6 min read

Relative Size Factor: Finding Outliers

Relative Size Factor: Finding Outliers

In my previous article Auditing: Accounts Payable / Vendor Payments I spoke about Relative Size Factor (RSF) and how it can be used to identify isolated outliers in vendor invoices. In this article, I’ll try to show how RSF can be calculated in Excel.

The RSF test is an important tool for detecting errors. RSF test compares the top two amounts for each subset and calculates the RSF for each. The test identifies subsets where the largest amount is out of line with other amounts for that subset.

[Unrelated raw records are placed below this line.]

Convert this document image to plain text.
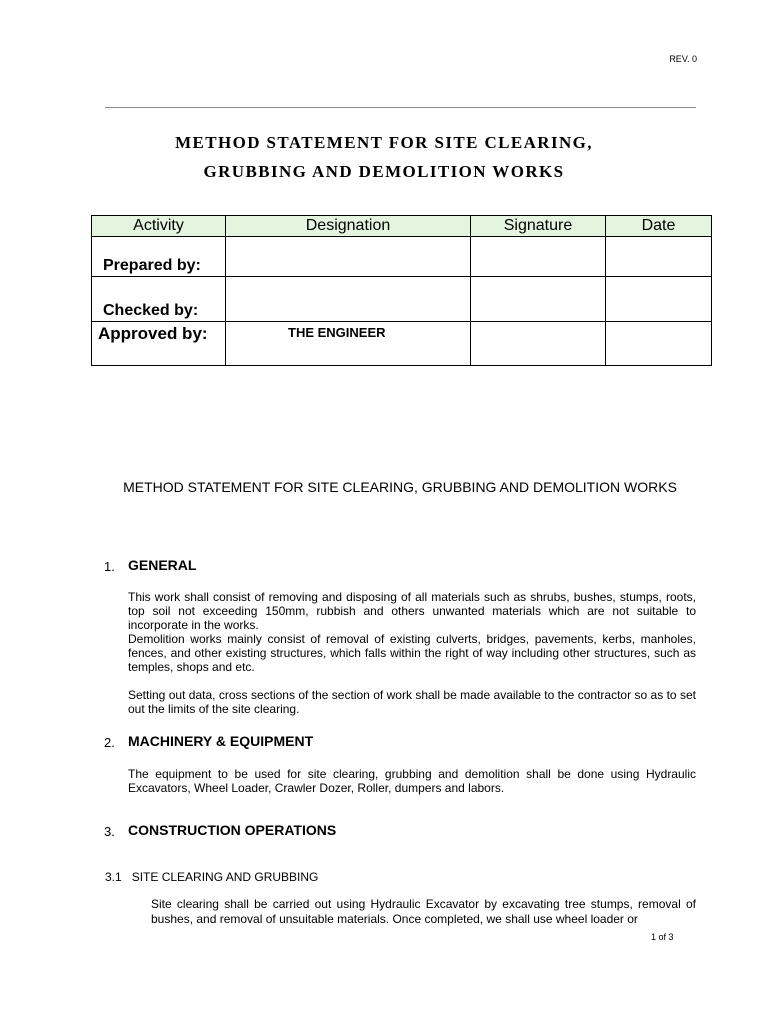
REV. 0
METHOD STATEMENT FOR SITE CLEARING,
GRUBBING AND DEMOLITION WORKS
Activity	Designation	Signature	Date
Prepared by:			
Checked by:			
Approved by:	THE ENGINEER		
METHOD STATEMENT FOR SITE CLEARING, GRUBBING AND DEMOLITION WORKS
1. GENERAL

This work shall consist of removing and disposing of all materials such as shrubs, bushes, stumps, roots, top soil not exceeding 150mm, rubbish and others unwanted materials which are not suitable to incorporate in the works.

Demolition works mainly consist of removal of existing culverts, bridges, pavements, kerbs, manholes, fences, and other existing structures, which falls within the right of way including other structures, such as temples, shops and etc.

Setting out data, cross sections of the section of work shall be made available to the contractor so as to set out the limits of the site clearing.

2. MACHINERY & EQUIPMENT

The equipment to be used for site clearing, grubbing and demolition shall be done using Hydraulic Excavators, Wheel Loader, Crawler Dozer, Roller, dumpers and labors.

3. CONSTRUCTION OPERATIONS
3.1 SITE CLEARING AND GRUBBING
Site clearing shall be carried out using Hydraulic Excavator by excavating tree stumps, removal of bushes, and removal of unsuitable materials. Once completed, we shall use wheel loader or
1 of 3
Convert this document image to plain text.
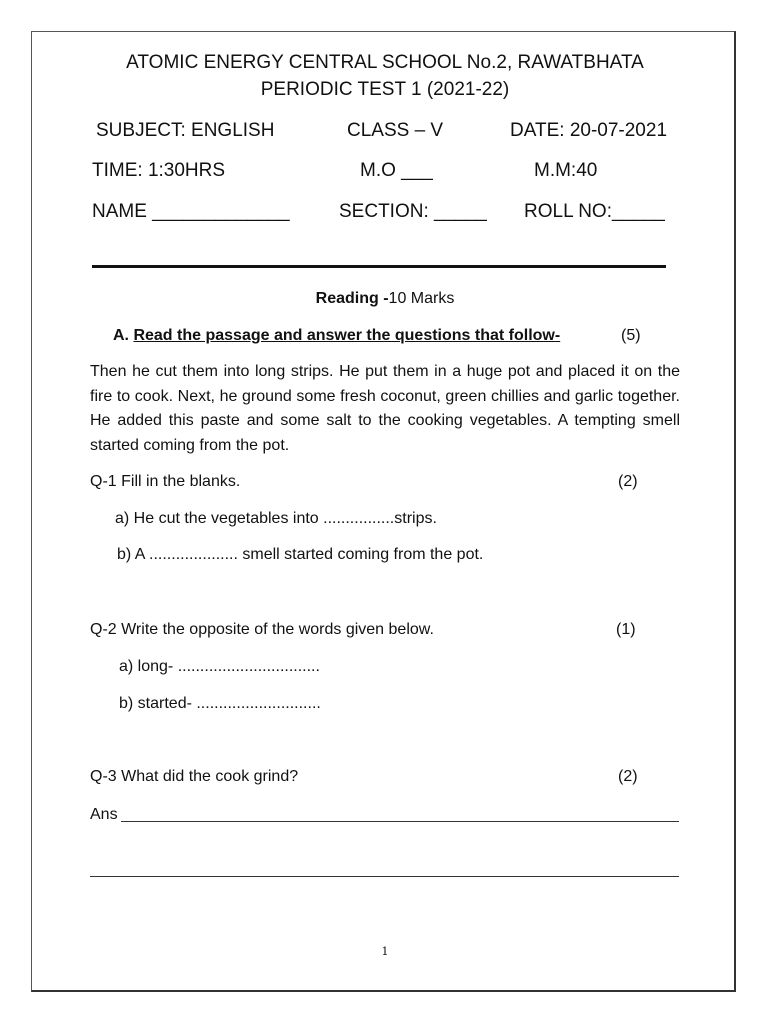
ATOMIC ENERGY CENTRAL SCHOOL No.2, RAWATBHATA
PERIODIC TEST 1 (2021-22)
SUBJECT: ENGLISH	CLASS – V	DATE: 20-07-2021
TIME: 1:30HRS	M.O ___	M.M:40
NAME _____________	SECTION: _____ ROLL NO:_____
Reading -10 Marks
A. Read the passage and answer the questions that follow-	(5)

Then he cut them into long strips. He put them in a huge pot and placed it on the fire to cook. Next, he ground some fresh coconut, green chillies and garlic together. He added this paste and some salt to the cooking vegetables. A tempting smell started coming from the pot.

Q-1 Fill in the blanks.	(2)
a) He cut the vegetables into ................strips.
b) A .................... smell started coming from the pot.
Q-2 Write the opposite of the words given below.	(1)
a) long- ................................
b) started- ............................
Q-3 What did the cook grind?	(2)
Ans
1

RSF = Largest record in the subset / Second-largest record in the subset

This analytic test has most been often run using the largest and second-largest values in the various subsets. Auditors and Investigators can adapt this formula to bring attention to the outliers, depending on what is seen to be an outlier. Examples of adaptations include:

  • the largest value divided by the average value
  • the largest divided by the average, where the average excludes the largest value
  • the smallest value divided by the average (which is used when looking for understatements)

Large RSFs are more indicative of error when the subset has many records. The more records in the subset, the more the largest value stands out from a large crowd. The general rule is that more the records, more suspicious the RSF.

There are two methods by which RSF can be calculated in Excel:

  1. Using Pivot table
  2. Using custom sort and simple ‘IF” formula

The main difference between the two methods is that the Pivot table methods ignores the second-largest value if it is the same as the largest, and instead takes into consideration the third-largest value. Consider the following example:

Vendor CodeInvoice NumberInvoice Amount
Xyz007001$23,400
Xyz007002$12,800
Xyz007003$7,340
Xyz007004$23,400
Xyz007005$19,200

In the above example:
Largest value is $23,400, second-largest value is $23,400, third-largest value is $19,200

RSF using pivot table method = $23,400/$19,200 = 1.22
RSF using custom sort = $23,400/$23,400 = 1.00

Method I: Using Pivot Tables

1. Select the data and create a pivot table in a new sheet. Take vendor number in rows and invoice amount in column. To create a pivot table, go to Insert > Pivot Table.

2. Change the ‘Sum’ to ‘Max’ for invoice amount, this will give the maximum invoice amount for each vendor. To get maximum value, go to value field setting and select summarize value by ‘Max’.

3. Now in the data sheet, using ‘VLOOKUP’ function, copy the maximum invoice amount against the vendor line items in column D.

4. Now in column E use the “IF” formula to get invoice values. In cell E2, use this formula:
E2 = IF (C2=D2,0,C2)
The formula will copy all the invoice amounts except the maximum invoice amount in column E.

5. Now change the data source of the pivot table to include column D & E in the pivot table. To change the source go to Analyze > Change Data Source.

6. Now add the cloumn ‘invoice_amt_excluding_max’ (Column E) in Values and select ‘Max’ in the value field settings. This would give us both the largest and second largest invoice value in the Pivot table.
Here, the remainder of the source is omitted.